First, attack the messengers: Call them "disgruntled," a cheap and pejorative buzzword carefully chosen to spin the belittling image of "small-minded and vengeful" -- without directly saying as much (because she couldn't defend it). Call them "grizzled old reporters who haven't written a word in more than a decade" to make their criticism impotent. This is a mighty accomplished group of disgruntled educators and journalists who have left the school. They were reporters, and then they were editors, and after that, they were dedicated teachers who have devoted the past 10 or 20 years to sharing their experiences. Their criticisms should be taken seriously. Yet she characterizes them as old and out of touch -- ironic stuff coming from someone who is of similar age to the people she damns as old and who is also far less accomplished than they are professionally... and who is removed from her own small journalism experience by nearly four decades. If she believes what she says, then she too should step aside.

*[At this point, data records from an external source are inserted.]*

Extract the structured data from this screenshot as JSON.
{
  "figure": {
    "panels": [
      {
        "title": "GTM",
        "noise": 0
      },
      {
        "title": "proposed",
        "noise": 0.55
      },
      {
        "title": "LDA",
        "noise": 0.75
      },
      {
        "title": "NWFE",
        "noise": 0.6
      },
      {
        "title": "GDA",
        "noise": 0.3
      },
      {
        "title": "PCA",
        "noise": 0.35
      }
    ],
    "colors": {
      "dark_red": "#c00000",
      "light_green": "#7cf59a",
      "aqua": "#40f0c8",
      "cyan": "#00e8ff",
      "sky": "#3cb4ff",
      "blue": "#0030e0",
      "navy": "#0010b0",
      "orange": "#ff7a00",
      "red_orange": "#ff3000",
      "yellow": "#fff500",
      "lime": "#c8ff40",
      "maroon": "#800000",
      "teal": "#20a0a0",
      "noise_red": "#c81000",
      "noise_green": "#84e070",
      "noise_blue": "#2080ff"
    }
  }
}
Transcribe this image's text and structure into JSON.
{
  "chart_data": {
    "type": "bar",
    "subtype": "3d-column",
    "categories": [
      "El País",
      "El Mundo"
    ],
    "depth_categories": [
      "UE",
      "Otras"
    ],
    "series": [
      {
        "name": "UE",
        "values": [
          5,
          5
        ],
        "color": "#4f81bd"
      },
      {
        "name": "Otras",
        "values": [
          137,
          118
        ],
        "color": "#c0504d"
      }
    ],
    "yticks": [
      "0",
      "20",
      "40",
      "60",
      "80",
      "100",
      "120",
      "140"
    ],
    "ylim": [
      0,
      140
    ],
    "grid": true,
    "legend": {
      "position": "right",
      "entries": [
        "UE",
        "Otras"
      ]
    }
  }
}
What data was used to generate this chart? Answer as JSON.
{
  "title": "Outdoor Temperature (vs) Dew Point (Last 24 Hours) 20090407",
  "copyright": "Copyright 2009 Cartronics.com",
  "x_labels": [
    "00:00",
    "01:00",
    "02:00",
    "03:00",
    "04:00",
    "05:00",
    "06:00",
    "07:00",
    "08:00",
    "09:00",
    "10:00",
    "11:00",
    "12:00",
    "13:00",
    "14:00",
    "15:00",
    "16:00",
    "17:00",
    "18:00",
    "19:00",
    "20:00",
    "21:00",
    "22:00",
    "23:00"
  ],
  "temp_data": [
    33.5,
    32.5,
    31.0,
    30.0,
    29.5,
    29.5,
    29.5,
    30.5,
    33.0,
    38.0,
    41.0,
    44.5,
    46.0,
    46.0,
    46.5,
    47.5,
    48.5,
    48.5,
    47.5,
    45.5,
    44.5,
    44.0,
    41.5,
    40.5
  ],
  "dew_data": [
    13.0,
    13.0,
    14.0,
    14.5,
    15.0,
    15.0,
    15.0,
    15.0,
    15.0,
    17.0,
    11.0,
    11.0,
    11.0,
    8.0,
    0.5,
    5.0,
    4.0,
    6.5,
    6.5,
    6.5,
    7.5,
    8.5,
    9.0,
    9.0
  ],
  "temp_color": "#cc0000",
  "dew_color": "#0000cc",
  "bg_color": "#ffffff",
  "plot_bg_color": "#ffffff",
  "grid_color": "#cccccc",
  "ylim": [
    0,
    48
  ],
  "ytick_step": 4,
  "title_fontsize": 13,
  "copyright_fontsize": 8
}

Second, blame the help and suggest (without exactly saying it, because it too wouldn't be true) that the messenger was complicit in the wrongdoing: In defending the administration against charges of censorship, Kopenhaver says an instructor (who, by the way, was later named chair of journalism) pulled the student articles. She says he did it "after consultation with faculty members including Kevin Hall." That statement is a disturbing breach of journalistic standards because it was deliberately crafted to convey an untrue message -- that I supported the decision on censorship. I was not even informed about the censorship until students met with me to complain after it occurred.

Third, and this is truly Talibanesque for the head of a journalism school, wag a condemning finger at the newspaper for publishing the story: Kopenhaver says in her letter that New Times was "trying to undermine" the school and that the proper role of the newspaper would have been to "join with us in our efforts."

That's the role of journalism? In what country?

Kevin Hall

Via the Internet

Save the Children

Remember Watergate? In his June 9 column, "Steal This Prose," Chuck Strouse condemns papers for hiring 16-year-olds. Carl Bernstein, of course, was precisely the same age when he got his first real gig and wasn't yet 30 when he got Watergate going.

What Strouse fails to understand is that good, honest journalists will be good, honest journalists using the best techniques and experiences available to them. Their youth, and the relative youth of their methods, isn't the problem.

The only thing that breeds bad young journalists is bad old journalists, and there seem to be plenty of the latter to go around. You know what I mean: the kind of people who'll smear a group without using sufficient evidence or counterperspectives.

Steve L. Weiss

Editor and Publisher

CampusJ.com

Wrong Fighter

Right play, at least: In the review for New Theatre's Romeo and Juliet, the reviewer states that the fights were staged by Ricky J. Martinez when, in fact, they were choreographed by certified fight choreographer John Manzelli (Stagebeat, June 23). Manzelli is an exceptionally gifted artist from South Florida, and it would be a shame if he didn't get the credit he deserves.

Antonio Amadeo

Coconut Creek

An Even-handed Thanks

He's an inspiration: I just wanted to send my greatest thanks for publishing "Minor Chords" (Night and Day, June 16) and informing me about the Evens' playing in Miami! I didn't find anything about this show in any other publication. Thanks to you, I got to meet Ian, who has been one of the biggest inspirations in my lifetime. New Times is the greatest!